Despite the threats, Pakistan Army and extremists found a common ground in their opposition to the civilian leadership and elections.

As the TTP unleashed violence against Pakistan’s progressive political parties, the Shia community and the Barelvi sect, it changed Pakistan’s electoral landscape, and simultaneously ended up strengthening the Army’s control. Time and Again, the Pakistan Army has tacitly supported extremist groups even at the cost of harming the civilian leadership. The previous general election of 2018 is a clear example where different extremist groups were roped in to fight elections in order to circumscribe Nawaz Sharif’s voter base. The Milli Muslim League, an outfit of the Lashkar e Taiba was allowed to contest elections

The province of Khyber Pakhtunkhwa has suffered the most in these two decades. The Awami National Party, which traces its roots to Khan Abdul Ghaffar Khan, lost an entire generation of leaders to terrorist violence in the previous decade. It was this vacuum that brought Imran Khan’s PTI party to power in KP province for the first time.
When the Pashtun community organized itself as the Pashtun Tahaffuz Movement and demanded justice for those killed and disappeared in anti-terror operations, their leaders were targeted both by terrorists and the intelligence agencies. In the previous general elections, the PTM managed to send two of its leaders Ali Wazir and Mohsin Dawar to the National Assembly from the KP province, this did not change the fate of the Pashtun community. Rather, Ali Wazir had to face repeated incarceration for demanding safety for the Pashtun community.

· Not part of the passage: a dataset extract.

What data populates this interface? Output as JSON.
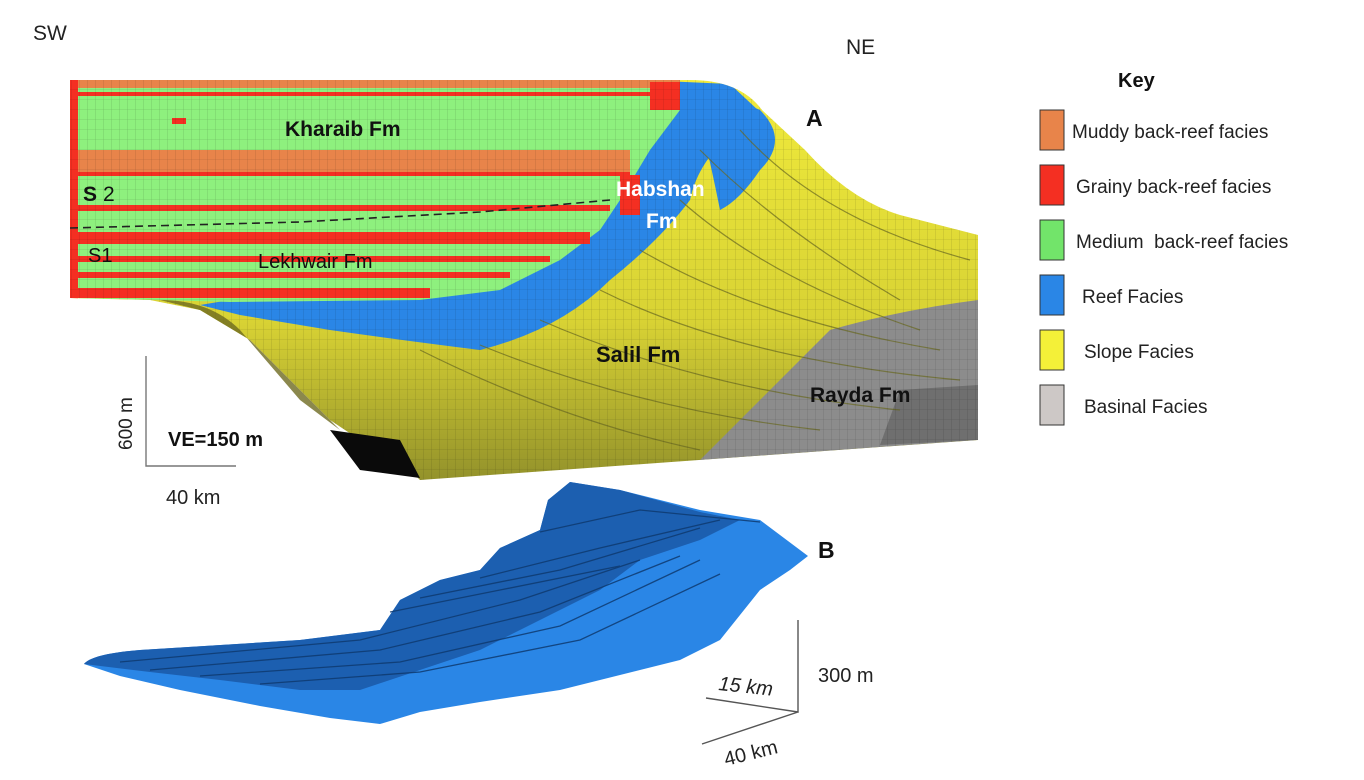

Another Pashtun leader Mohsin Dawar was badly injured in a police firing in Waziristan recently when he protested against election rigging. Two members from his party National Democratic Movement lost their lives in the protests. Similarly, in Balochistan, it was not the elections but the massive protests led by two young women Mahrang Baloch and Sammi Deen Baloch that caught the attention of the Baloch people. As usual, Balochistan saw a lower voter (35%) turnout than the national average (48%). Even Punjab witnessed 52% voter turnout as against 57% in 2018.

The present elections once again prove that no lessons have been learnt from the previous mistakes and it is the civilian leadership and Pakistan’s citizens that continues to suffer from these policies.